I'm struggling with the following problem. I have a table showing the % of a population that like (say) bananas in three locations, the population of each location, and the total population who like bananas in each location (the previous two columned multiplied by each other).
[Column 1] % who like bananas: (1) 13% (2) 11% (3) 17%
[Column 2] Population: (1) 100 (2) 125 (3) 90
[Column 3] Pop who like bananas: (1) 13 (2) 13.75 (3) 15.3
When you sum the third column you get a total of 42.05 who like bananas.
But if you average the % of people shown in the first column you get 13.67%. Multiply this by the sum of the population (315) and you get 43.05, significantly higher than the sum of the third column.
It seems using the average for the three rows skews the final result compared to finding the population who like bananas for each row and then adding these up.
What's a simple way to explain why this is?
Obviously just a theoretical exercise - in real life more people like bananas!
Thanks
The reason is that you can't average percentages when they are referring to different-sized groups.
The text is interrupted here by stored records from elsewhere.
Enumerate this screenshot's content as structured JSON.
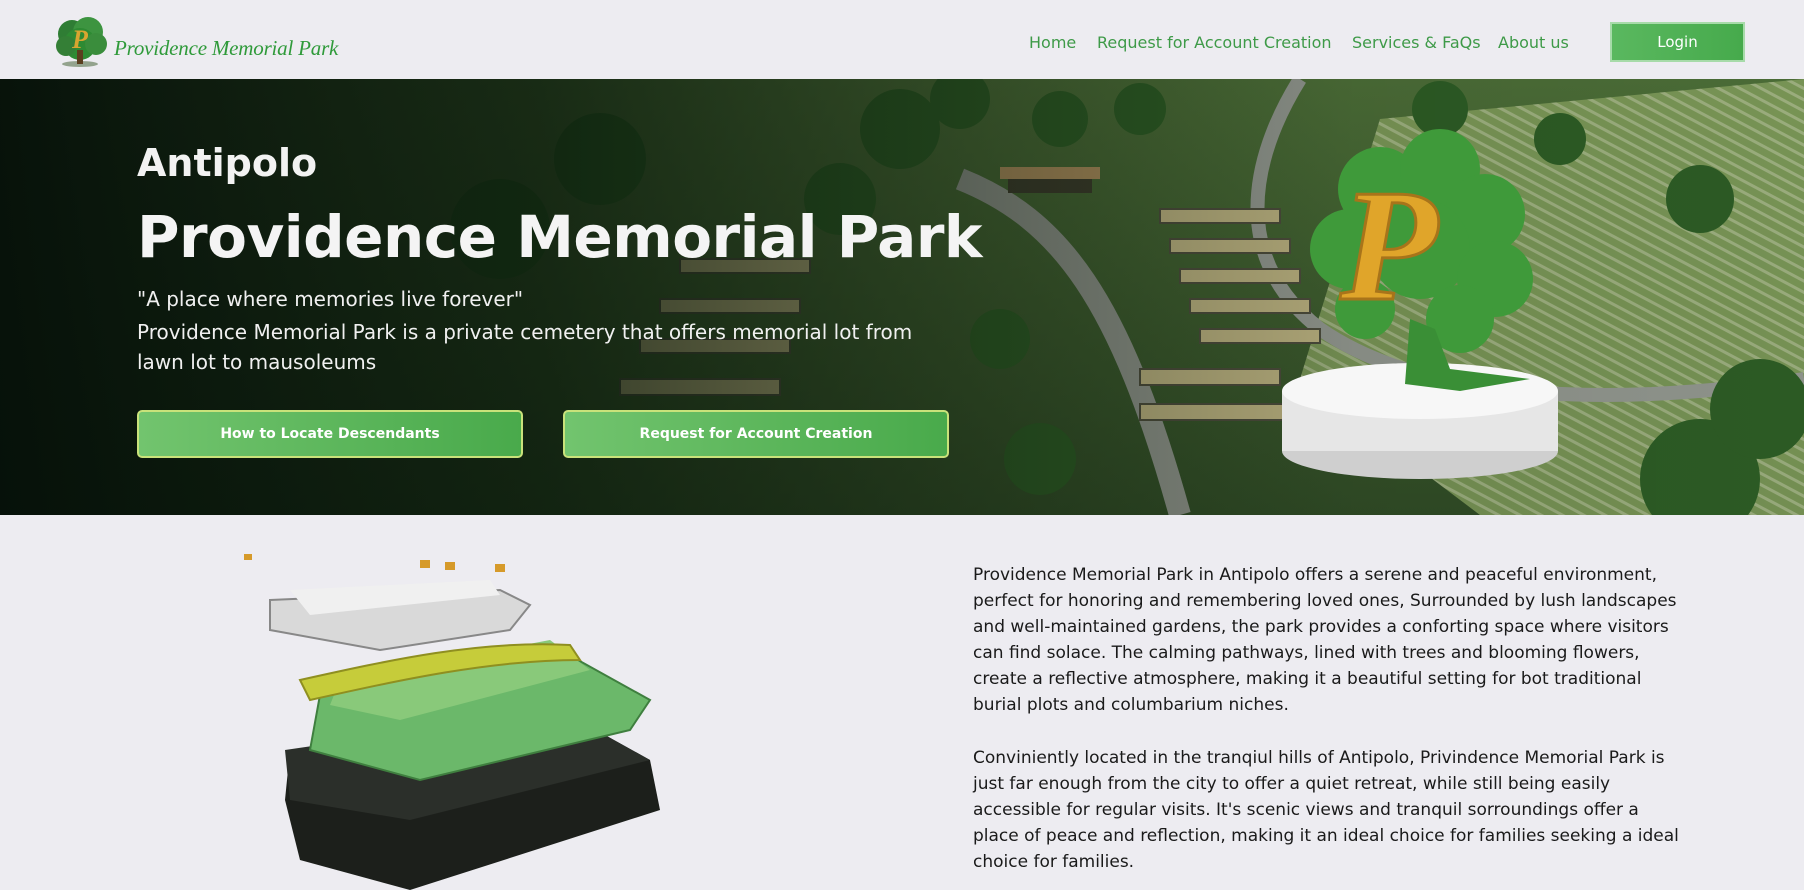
{
  "header": {
    "logo_text": "Providence Memorial Park",
    "nav": [
      "Home",
      "Request for Account Creation",
      "Services & FaQs",
      "About us"
    ],
    "login_label": "Login"
  },
  "hero": {
    "subtitle": "Antipolo",
    "title": "Providence Memorial Park",
    "tagline": "\"A place where memories live forever\"",
    "description": "Providence Memorial Park is a private cemetery that offers memorial lot from lawn lot to mausoleums",
    "buttons": [
      "How to Locate Descendants",
      "Request for Account Creation"
    ]
  },
  "content": {
    "paragraphs": [
      "Providence Memorial Park in Antipolo offers a serene and peaceful environment, perfect for honoring and remembering loved ones, Surrounded by lush landscapes and well-maintained gardens, the park provides a conforting space where visitors can find solace. The calming pathways, lined with trees and blooming flowers, create a reflective atmosphere, making it a beautiful setting for bot traditional burial plots and columbarium niches.",
      "Conviniently located in the tranqiul hills of Antipolo, Privindence Memorial Park is just far enough from the city to offer a quiet retreat, while still being easily accessible for regular visits. It's scenic views and tranquil sorroundings offer a place of peace and reflection, making it an ideal choice for families seeking a ideal choice for families."
    ]
  },
  "colors": {
    "brand_green": "#3e9a48",
    "button_green": "#4fae50",
    "page_bg": "#edecf1"
  },
  "icons": [
    "tree-p-logo-icon",
    "park-3d-model",
    "tree-p-emblem"
  ]
}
A very much simpler example is this:
Population A is 2 people, and one of them likes bananas. So 50% of Population A likes bananas.
Population B is 8 people, and two of them like bananas. So 25% of Population B likes bananas.
The combined population is 10 people, and three of them like bananas. So 30% of the combined population likes bananas.
However, the average of the two percentages is 36.5%, which is much bigger.
The issue is this: the two percentages do not represent the same-sized group of people. 50% of Population A (1 person) is smaller thant 25% of Population B (two people), even though as raw percentages it looks like 50% is bigger than 25%.
A way of dealing with this is to make sure the percentage from the bigger group counts for more, by multiplying it by the size of the group: $$ \frac{50\% \times 2 + 25\% \times 8}{2+8} $$ This is of course equivalent to just joining the banana-liking groups into a big group and finding the percentage out of the whole population.